# Data reduction by PCA

Here, we characterize the data compression benefits of projection onto a subset of the eigenvectors of our traffic system’s covariance matrix.  We address this compression from two different perspectives:  First, we consider the partial traces of the covariance matrix, and second we present visual comparisons of the actual vs. projected traffic plots.

Partial traces:  From the footnote to our last post, we have $\text{Tr}(H^{-1}) \equiv$ $\sum_i e_i$$= \sum_a \left (\delta v_a \right)^2$. That is, the trace of the covariance matrix tells us the net variance in our traffic system’s speed, summed over all loops. More generally$^1$, the fraction of system variance contained within some subset of the modes is given by the eigenvalue sum over these modes, all divided by $\text{Tr}(H^{-1})$.  The eigenvalues thus provide us with a simple method for quantifying the significance of any particular mode.  At right, is a log-log-plot of the fractional-variance-captured for each mode, ordered from largest to smallest (we also include analogous plots for the covariance matrix associated with just one week and one month$^2$)  As shown, the eigenvalues decay like one over eigenvalue index at first, but eventually begin to decay much more quickly.   Only 5 modes are needed to capture 50% of the variance; 25 for 65%; 793 for 95%.

Visualizations:  The above discussion suggests that the basic essence of a given set of traffic conditions is determined by only the first few modes, but that a large number might be needed to get correct all details.  We tested this conclusion by visually inspecting plots of projected traffic conditions (again, for Jan 15, at 5:30 pm), and comparing across number of modes retained.  The results are striking:  upon projecting the 2,000+ original features to only 25, minimal error appears to be introduced.  Further, the error that does occur tends to be highly localized to the particularly slow regions, where projected speeds are overestimates (e.g., the traffic jams east/south-bound out of Oakland).  Increasing the mode count to 100 or greater, these problem spots are quickly ameliorated, and the error is no longer systematic in slow regions (see insets).

See below for a slideshow of these results.

//
Conclusions:   The data provided by the PEMS system is highly redundant — as anticipated — in the sense that traffic conditions can be determined from far fewer measurements than it provides.  If other states wanted to replicate this system, they could probably get away with reducing the number of measures by at least one order of magnitude per mile of highway.  For our part, we intend to project our data onto the top 10% of the modes, or fewer:  We anticipate that this will provide minimal loss, but substantial speedups.

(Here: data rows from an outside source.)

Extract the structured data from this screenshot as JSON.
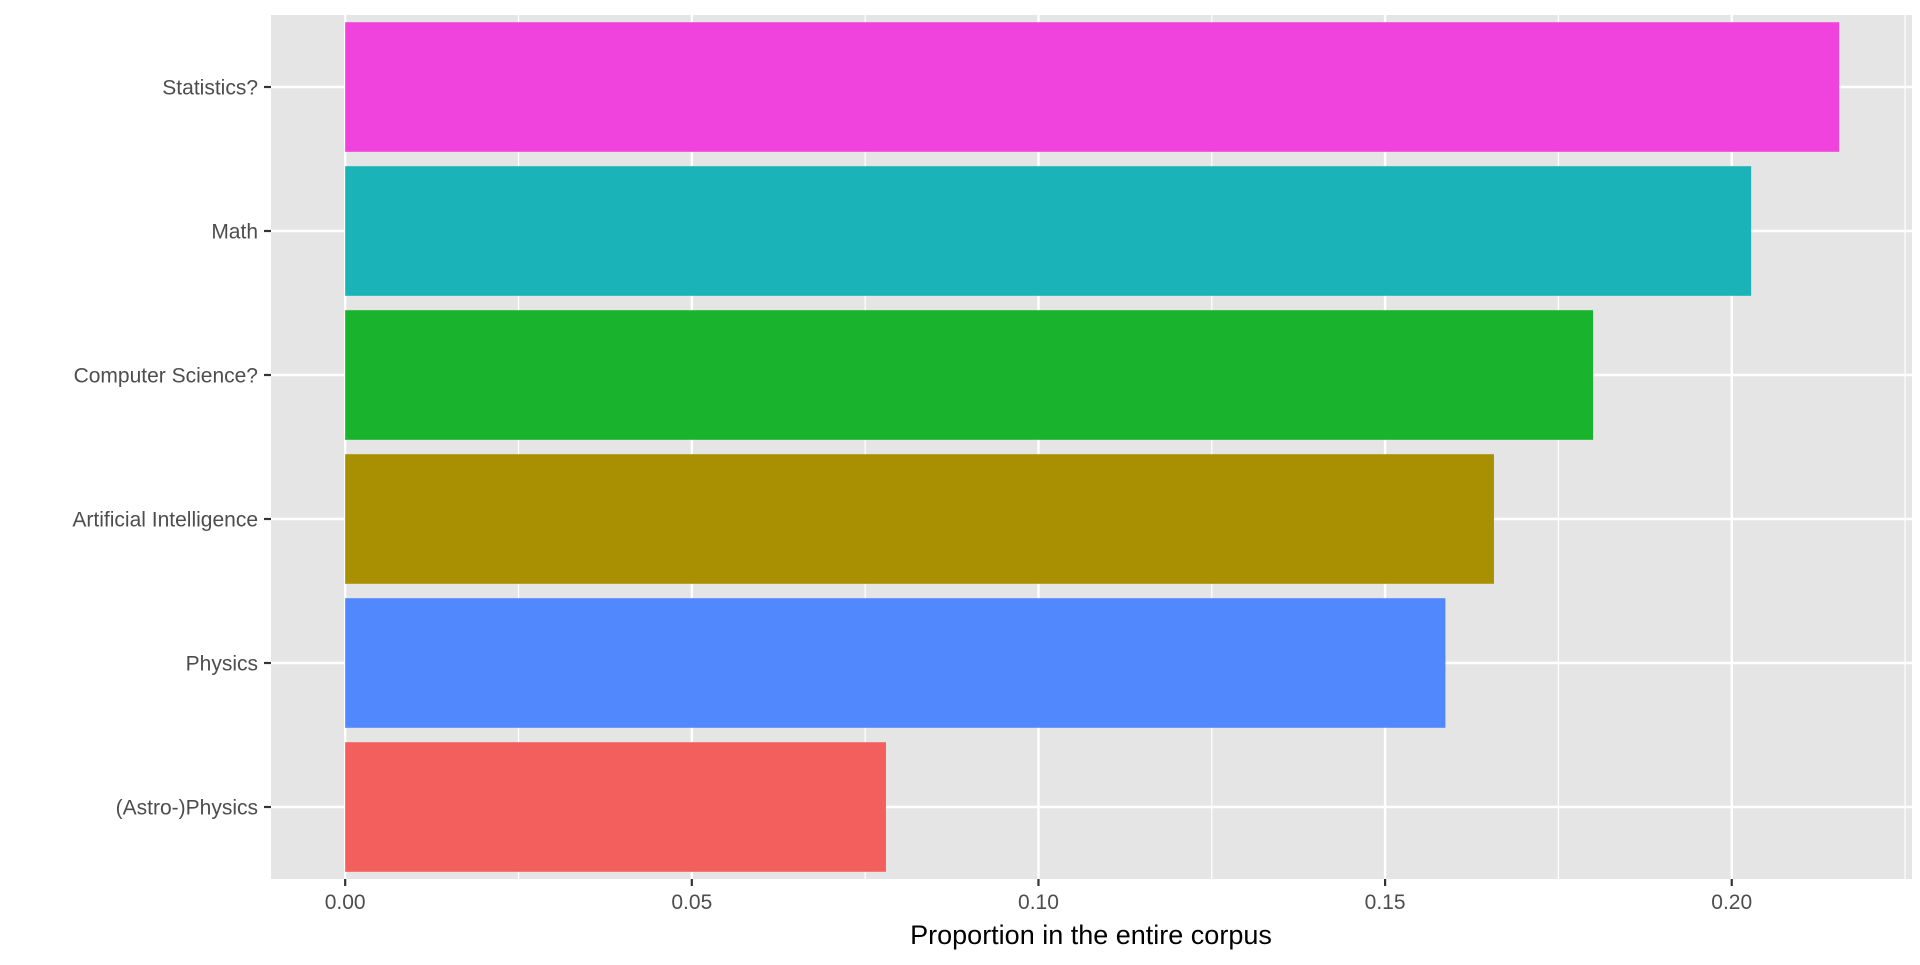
{
  "chart_data": {
    "type": "bar",
    "orientation": "horizontal",
    "categories": [
      "Statistics?",
      "Math",
      "Computer Science?",
      "Artificial Intelligence",
      "Physics",
      "(Astro-)Physics"
    ],
    "values": [
      0.2155,
      0.2028,
      0.18,
      0.1657,
      0.1587,
      0.078
    ],
    "colors": [
      "#F042DC",
      "#1AB4B8",
      "#1AB32E",
      "#A89002",
      "#5288FE",
      "#F25F5D"
    ],
    "title": "",
    "xlabel": "Proportion in the entire corpus",
    "ylabel": "",
    "xlim": [
      -0.0107,
      0.226
    ],
    "x_ticks": [
      0.0,
      0.05,
      0.1,
      0.15,
      0.2
    ],
    "x_tick_labels": [
      "0.00",
      "0.05",
      "0.10",
      "0.15",
      "0.20"
    ],
    "grid": true,
    "legend": "none",
    "panel_background": "#E5E5E5",
    "grid_color": "#FFFFFF"
  }
}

[1]  Partial eigenvalue sums, physics perspective:  Consider suppressing all modes that you don’t want to include in a projection.  This can be done by setting the energies of these modes to $\infty$, which will result in their corresponding $H^{-1}$  eigenvalues going to zero.  When this altered system is thermally driven, its variance will again be given its covariance trace.  This altered system trace is precisely equal to the retained mode partial sum of the original matrix.

[2] Sampling time dependence of covariance matrix:  The first figure above shows the mode variance ratio for the first 1000 principal components over three time scales: 1 week, 1 month, and 2014 year to date (~9.5 months).   Notice that the plots become more shallow given a longer sampling period. This is because the larger data sets exhibit a more diverse class of fluctuations, and more modes are needed to capture these.